Metformin acts also on pancreatic cancer cells, blocking the crosstalk between insulin and G protein-coupled receptors (GPCR) that leads to a major GPCR-induced signaling. Metformin reduces DNA synthesis and cell proliferation induced by insulin or GPCR agonist and this action is through AMPK. Moreover, it inhibits the growth of human pancreatic cancer cells xenografted into mice [69].

6.3. Animal studies

Mice with colon carcinoma on a high energy diet have greater cancer growth, insulin levels and fatty acid synthase (FASN) expression. FASN is involved in fatty acids synthesis, which are an important energy substrate for cancer cells. The effect of metformin was not seen in mice on a normal diet [70].

The diet effect was also observed in mice with lung LLC1 carcinoma.
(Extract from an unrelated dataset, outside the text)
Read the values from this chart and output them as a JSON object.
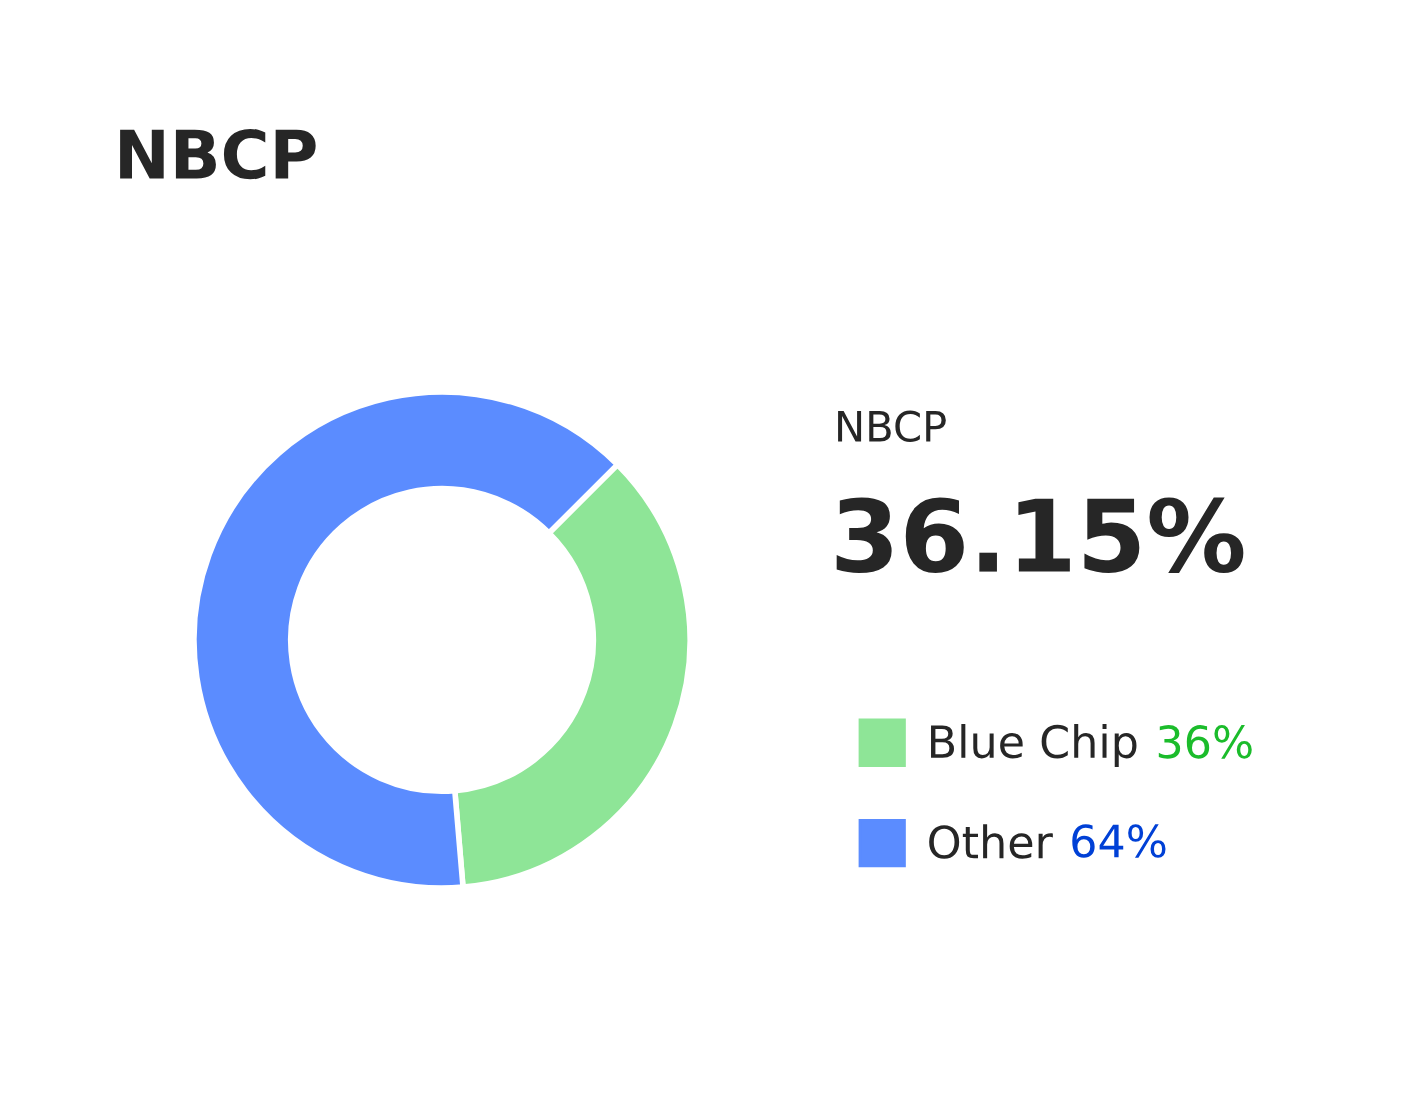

These mice on a high-energy diet have a greater cancer growth compared to mice on a normal diet, this effect is almost reversed by metformin only in mice on a high energy diet, but not in mice on a normal diet. In those mice metformin also reduces high C-peptide levels and improves insulin tolerance. Metformin activates AMPK in the tumor cells, but mice on the high-energy diet have a higher phosphorylation of insulin receptor, so it may be that metformin also acts by reducing insulin levels [71]. In mice with NNK-induced lung cancer [72], oral metformin prevents growth of tumor, with a mild effect over mTOR in the lung. However, intraperitoneal administration was more effective in preventing tumorigenesis and inhibiting mTOR and it occurred without lung-AMPK activation. One explanation would be again that metformin inhibits mTOR by decreasing insulin or IGF1 levels.
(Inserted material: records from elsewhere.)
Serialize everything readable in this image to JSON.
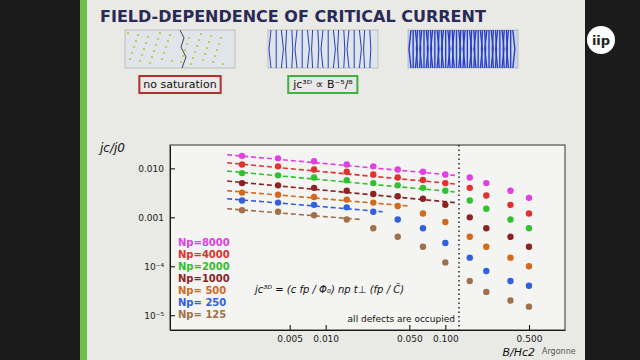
{
  "slide": {
    "panel_labels": [
      {
        "text": "no saturation",
        "color": "#b03030"
      },
      {
        "text": "jc³ᴰ ∝ B⁻⁵/⁸",
        "color": "#40b040"
      }
    ],
    "logos": [
      "iip",
      "Argonne"
    ]
  },
  "chart_data": {
    "type": "scatter",
    "title": "FIELD-DEPENDENCE OF CRITICAL CURRENT",
    "x_label": "B/Hc2",
    "y_label": "jc/j0",
    "formula": "jc³ᴰ = (c fp / Φ₀) np t⊥ (fp / C̃)",
    "log": true,
    "grid": false,
    "legend": "lower left",
    "xlim": [
      0.0005,
      1
    ],
    "ylim": [
      5e-06,
      0.03
    ],
    "xticks": [
      0.005,
      {
        "value": 0.01,
        "label": "0.010"
      },
      {
        "value": 0.05,
        "label": "0.050"
      },
      {
        "value": 0.1,
        "label": "0.100"
      },
      {
        "value": 0.5,
        "label": "0.500"
      }
    ],
    "yticks": [
      {
        "value": 1e-05,
        "label": "10⁻⁵"
      },
      {
        "value": 0.0001,
        "label": "10⁻⁴"
      },
      0.001,
      {
        "value": 0.01,
        "label": "0.010"
      }
    ],
    "x": [
      0.002,
      0.004,
      0.008,
      0.015,
      0.025,
      0.04,
      0.065,
      0.1,
      0.16,
      0.22,
      0.35,
      0.5
    ],
    "series": [
      {
        "name": "Np=8000",
        "color": "#e040e0",
        "marker": "circle",
        "values": [
          0.018,
          0.016,
          0.014,
          0.012,
          0.011,
          0.0095,
          0.0085,
          0.0075,
          0.0065,
          0.005,
          0.0035,
          0.0025
        ]
      },
      {
        "name": "Np=4000",
        "color": "#e03030",
        "marker": "circle",
        "values": [
          0.012,
          0.011,
          0.0095,
          0.0085,
          0.0075,
          0.0065,
          0.0058,
          0.005,
          0.004,
          0.0028,
          0.0018,
          0.0012
        ]
      },
      {
        "name": "Np=2000",
        "color": "#30c030",
        "marker": "circle",
        "values": [
          0.008,
          0.0072,
          0.0065,
          0.0057,
          0.005,
          0.0045,
          0.004,
          0.0035,
          0.0022,
          0.0015,
          0.0009,
          0.0006
        ]
      },
      {
        "name": "Np=1000",
        "color": "#8b2323",
        "marker": "circle",
        "values": [
          0.005,
          0.0045,
          0.004,
          0.0035,
          0.003,
          0.0027,
          0.0024,
          0.0018,
          0.001,
          0.0006,
          0.0004,
          0.00025
        ]
      },
      {
        "name": "Np= 500",
        "color": "#d2691e",
        "marker": "circle",
        "values": [
          0.0032,
          0.0029,
          0.0026,
          0.0023,
          0.002,
          0.0017,
          0.0012,
          0.0008,
          0.0004,
          0.00025,
          0.00015,
          0.0001
        ]
      },
      {
        "name": "Np= 250",
        "color": "#3060e0",
        "marker": "circle",
        "values": [
          0.0022,
          0.002,
          0.0018,
          0.0016,
          0.0013,
          0.0009,
          0.0006,
          0.0003,
          0.00015,
          8e-05,
          5e-05,
          4e-05
        ]
      },
      {
        "name": "Np= 125",
        "color": "#a0704a",
        "marker": "circle",
        "values": [
          0.0014,
          0.0013,
          0.0011,
          0.0009,
          0.0006,
          0.0004,
          0.00025,
          0.00012,
          5e-05,
          3e-05,
          2e-05,
          1.5e-05
        ]
      },
      {
        "type": "line",
        "line_style": "dashed",
        "color": "#e040e0",
        "x": [
          0.0015,
          0.12
        ],
        "values": [
          0.019,
          0.0072
        ]
      },
      {
        "type": "line",
        "line_style": "dashed",
        "color": "#e03030",
        "x": [
          0.0015,
          0.12
        ],
        "values": [
          0.013,
          0.0048
        ]
      },
      {
        "type": "line",
        "line_style": "dashed",
        "color": "#30c030",
        "x": [
          0.0015,
          0.12
        ],
        "values": [
          0.0088,
          0.0033
        ]
      },
      {
        "type": "line",
        "line_style": "dashed",
        "color": "#8b2323",
        "x": [
          0.0015,
          0.12
        ],
        "values": [
          0.0055,
          0.002
        ]
      },
      {
        "type": "line",
        "line_style": "dashed",
        "color": "#d2691e",
        "x": [
          0.0015,
          0.05
        ],
        "values": [
          0.0035,
          0.0017
        ]
      },
      {
        "type": "line",
        "line_style": "dashed",
        "color": "#3060e0",
        "x": [
          0.0015,
          0.03
        ],
        "values": [
          0.0024,
          0.0013
        ]
      },
      {
        "type": "line",
        "line_style": "dashed",
        "color": "#a0704a",
        "x": [
          0.0015,
          0.02
        ],
        "values": [
          0.0015,
          0.0009
        ]
      }
    ],
    "vline": {
      "x": 0.13,
      "label": "all defects are occupied",
      "line_style": "dotted"
    }
  }
}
Metformin, in combination with different chemotherapeutic agents, can stop the tumor growth in mice with breast cancer and delay the relapse, mostly acting on stem cells [73], a mechanism seen in in vitro studies.
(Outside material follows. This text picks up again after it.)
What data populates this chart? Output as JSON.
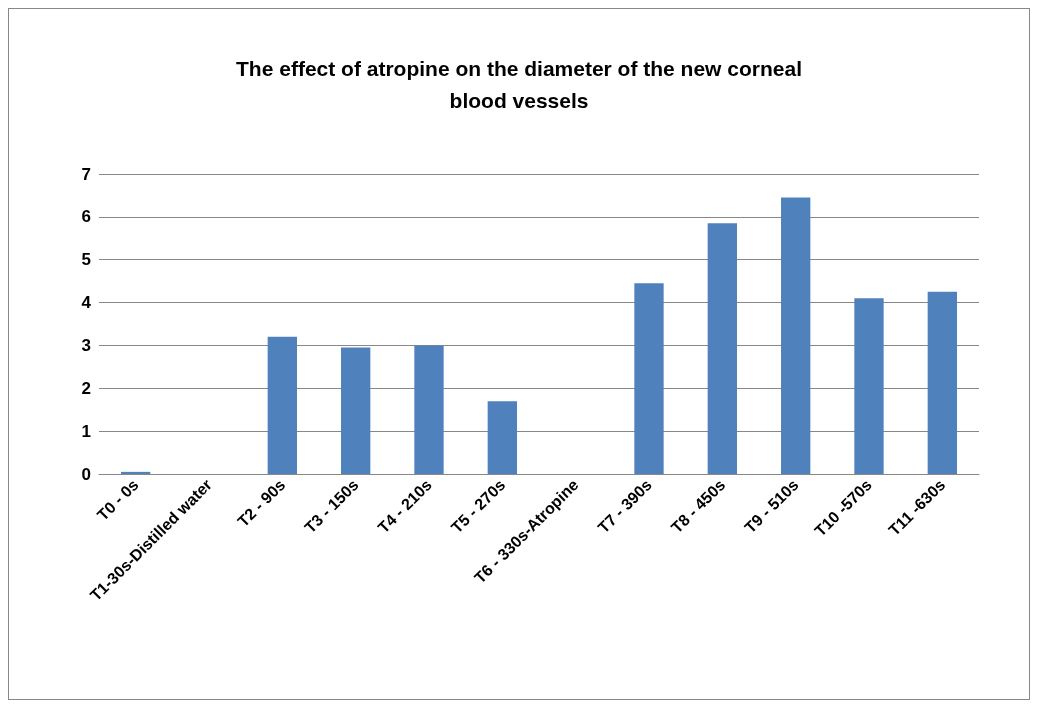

Besides the effect on tumor growth, it has been reported that metformin postpones tumor development and increases the mean life span of female spontaneously hypertensive rats when it is started in early life, but does not change tumor incidence [74].

Therefore, in vitro and in vivo studies point to an antiproliferative effect of metformin, with an interesting interaction with diet high in energy density. Theses in vitro and animal data support the epidemiological evidence that the use of metformin is associated with a lower risk of cancer.

7. Conclusion

Metformin is an oral antidiabetic drug that has been used for more than 50 years. It is cost effective and very safe clinically. Studies such as the UKPDS have clearly demonstrated its glucose-lowering efficacy, mostly in overweight patients. So, with increasing prevalence of obesity and T2DM, in addition to diet and exercise, metformin seems an appropriate first-step therapy. Moreover, it is effective in diabetes prevention in high risk populations although there are currently no guidelines for its use in this clinical setting. Its glucose-lowering effect is mostly due to its action on hepatic insulin sensitivity; its effect on bile acids, GLP-1 and amyloid deposits merit more research. There is strong epidemiological evidence, supported by in vitro and animal studies, that metformin may prevent cancer. Further clinical studies are needed to understand the mechanisms of this relationship, and whether cancer risk and/or status should be considered when prescribing antidiabetic drugs.

Footnotes

Conflict of interest

The authors declare that they have no conflict of interest.